Les Directeurs ne parviennent à se maintenir, contre des Chambres dont la majorité leur est hostile, que par coups d'Etat successifs. Les élections favorisent en effet tantôt les Jacobins d'extrême-gauche, tantôt les partisans d'une restauration monarchique. Ces derniers ne sont pas loin de triompher aux élections de l'an IV (1797) pour le renouvellement du tiers des Conseils. Les électeurs ayant désigné de nombreux "modérés" royalistes, les élus monarchistes font accéder l'un des leurs, Barbé-Marbois, à la présidence du Conseil des Anciens.

Mais trois des Directeurs, Barras, La Revellière-Lepeaux et Rewbell, organisent la riposte, avec le soutien de l'armée et au nom de la légitimité républicaine. Le 18 fructidor an IV (4 septembre 1797), violant les limites du "rayon constitutionnel", les douze mille hommes du général Augereau (envoyé par Bonaparte, alors en campagne en Italie, à la rescousse des Directeurs) et leurs quarante canons cernent les Conseils. Les deux Chambres, terrorisées, votent la déportation en Guyane des deux Directeurs qui n'ont pas pris part au coup de force, de quarante-deux députés des Cinq-Cents et de onze députés des Anciens. Le Directoire a gagné, au prix de sa crédibilité.

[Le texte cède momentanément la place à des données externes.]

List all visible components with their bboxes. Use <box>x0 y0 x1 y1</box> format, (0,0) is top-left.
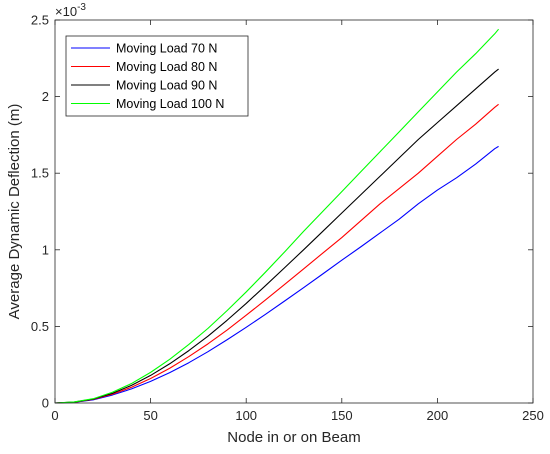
legend-box <box>65 35 249 117</box>
y-tick-label: 1 <box>42 242 49 257</box>
x-tick-label: 200 <box>427 408 449 423</box>
y-tick-label: 1.5 <box>31 166 49 181</box>
legend-entry: Moving Load 90 N <box>116 79 217 93</box>
series-line-2 <box>54 103 499 404</box>
x-axis-label: Node in or on Beam <box>227 429 360 446</box>
legend-entry: Moving Load 70 N <box>116 42 217 56</box>
series-group <box>54 28 500 404</box>
x-tick-label: 100 <box>235 408 257 423</box>
y-axis-exponent: ×10-3 <box>55 2 86 19</box>
x-tick-label: 250 <box>522 408 544 423</box>
tick-group: 0 50 100 150 200 250 0 0.5 1 1.5 2 2.5 <box>31 13 544 424</box>
x-tick-label: 150 <box>331 408 353 423</box>
y-tick-label: 2 <box>42 89 49 104</box>
y-exponent-base: ×10 <box>55 4 77 19</box>
legend: Moving Load 70 N Moving Load 80 N Moving L… <box>65 35 249 117</box>
series-line-4 <box>54 28 500 404</box>
series-line-3 <box>54 68 499 404</box>
legend-entry: Moving Load 80 N <box>116 60 217 74</box>
y-axis-label: Average Dynamic Deflection (m) <box>6 104 23 320</box>
y-exponent-power: -3 <box>77 2 86 13</box>
legend-entry: Moving Load 100 N <box>116 97 224 111</box>
x-tick-label: 50 <box>143 408 157 423</box>
series-line-1 <box>54 145 499 404</box>
y-tick-label: 2.5 <box>31 13 49 28</box>
y-tick-label: 0.5 <box>31 319 49 334</box>
plot-frame <box>54 19 534 404</box>
x-tick-label: 0 <box>51 408 58 423</box>
y-tick-label: 0 <box>42 396 49 411</box>
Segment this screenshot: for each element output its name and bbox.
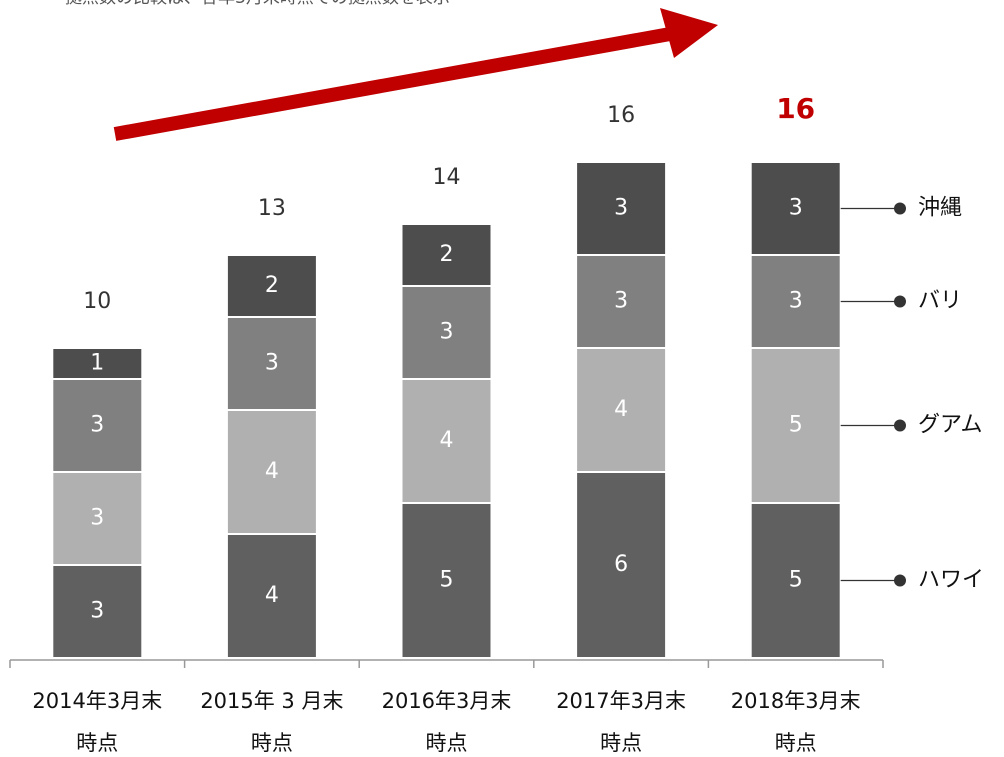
segment-label: 6 (614, 552, 628, 577)
segment-label: 3 (614, 289, 628, 314)
x-tick-label: 2015年 3 月末 (200, 689, 343, 713)
segment-label: 1 (90, 351, 104, 376)
segment-label: 3 (90, 599, 104, 624)
legend-dot (894, 295, 906, 308)
bar-segment (400, 378, 493, 504)
bar-segment (749, 254, 842, 349)
bar-segment (575, 161, 668, 256)
bar-segment (225, 409, 318, 535)
x-tick-label: 時点 (600, 731, 642, 755)
bar-segment (400, 223, 493, 287)
segment-label: 3 (90, 506, 104, 531)
segment-label: 3 (265, 351, 279, 376)
bar-segment (749, 502, 842, 659)
x-tick-label: 2017年3月末 (556, 689, 686, 713)
bar-segment (400, 502, 493, 659)
segment-label: 4 (614, 397, 628, 422)
total-label: 14 (433, 165, 461, 190)
x-tick-label: 2016年3月末 (382, 689, 512, 713)
segment-label: 4 (440, 428, 454, 453)
segment-label: 2 (265, 273, 279, 298)
total-label: 16 (776, 92, 815, 125)
bar-segment (749, 347, 842, 504)
legend-dot (894, 202, 906, 215)
legend-dot (894, 574, 906, 587)
x-tick-label: 時点 (76, 731, 118, 755)
total-label: 13 (258, 196, 286, 221)
segment-label: 4 (265, 583, 279, 608)
legend-label: 沖縄 (918, 196, 962, 221)
segment-label: 3 (90, 413, 104, 438)
total-label: 16 (607, 103, 635, 128)
bar-segment (51, 471, 144, 566)
segment-label: 3 (789, 289, 803, 314)
bar-segment (575, 347, 668, 473)
note: 拠点数の比較は、各年3月末時点での拠点数を表示 (65, 0, 450, 8)
segment-label: 3 (440, 320, 454, 345)
total-label: 10 (83, 289, 111, 314)
segment-label: 4 (265, 459, 279, 484)
x-tick-label: 2018年3月末 (731, 689, 861, 713)
segment-label: 2 (440, 242, 454, 267)
bar-segment (575, 254, 668, 349)
trend-arrow (113, 8, 718, 141)
x-tick-label: 時点 (426, 731, 468, 755)
legend-label: ハワイ (918, 568, 984, 593)
bar-segment (225, 254, 318, 318)
bar-segment (51, 347, 144, 380)
x-tick-label: 2014年3月末 (32, 689, 162, 713)
x-tick-label: 時点 (251, 731, 293, 755)
segment-label: 5 (440, 568, 454, 593)
legend-dot (894, 419, 906, 432)
x-tick-label: 時点 (775, 731, 817, 755)
legend-label: バリ (918, 289, 962, 314)
legend-label: グアム (918, 413, 982, 438)
segment-label: 5 (789, 568, 803, 593)
segment-label: 3 (614, 196, 628, 221)
segment-label: 5 (789, 413, 803, 438)
segment-label: 3 (789, 196, 803, 221)
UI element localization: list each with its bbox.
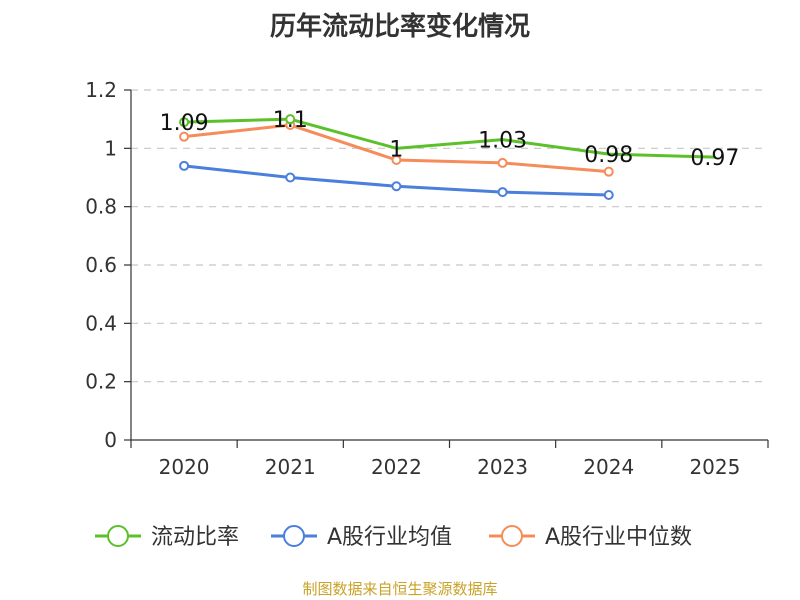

Celle qui finit par emporter le régime du Directoire, et aussi la République, est le coup de force politico-militaire de Napoléon Bonaparte, appuyé par Sieyès, alors Directeur, le 18 brumaire an VIII (9 novembre 1799).

Les Chambres vaincues par la force

De nombreux hommes politiques souhaitent finalement mettre un terme aux désordres de toute nature qui affectent le pays. A cette fin, ils veulent renforcer le pouvoir exécutif et rendre les élections moins fréquentes. Les directeurs Sieyès et Roger Ducos prétextent un coup d'État jacobin pour transférer le siège du corps législatif à Saint-Cloud, le 18 brumaire, sous la protection du général Bonaparte, revenu de la campagne d'Égypte. Le Directoire s'effondre et le lendemain, sous la pression militaire, les conseils adoptent une loi instaurant un Consulat provisoire.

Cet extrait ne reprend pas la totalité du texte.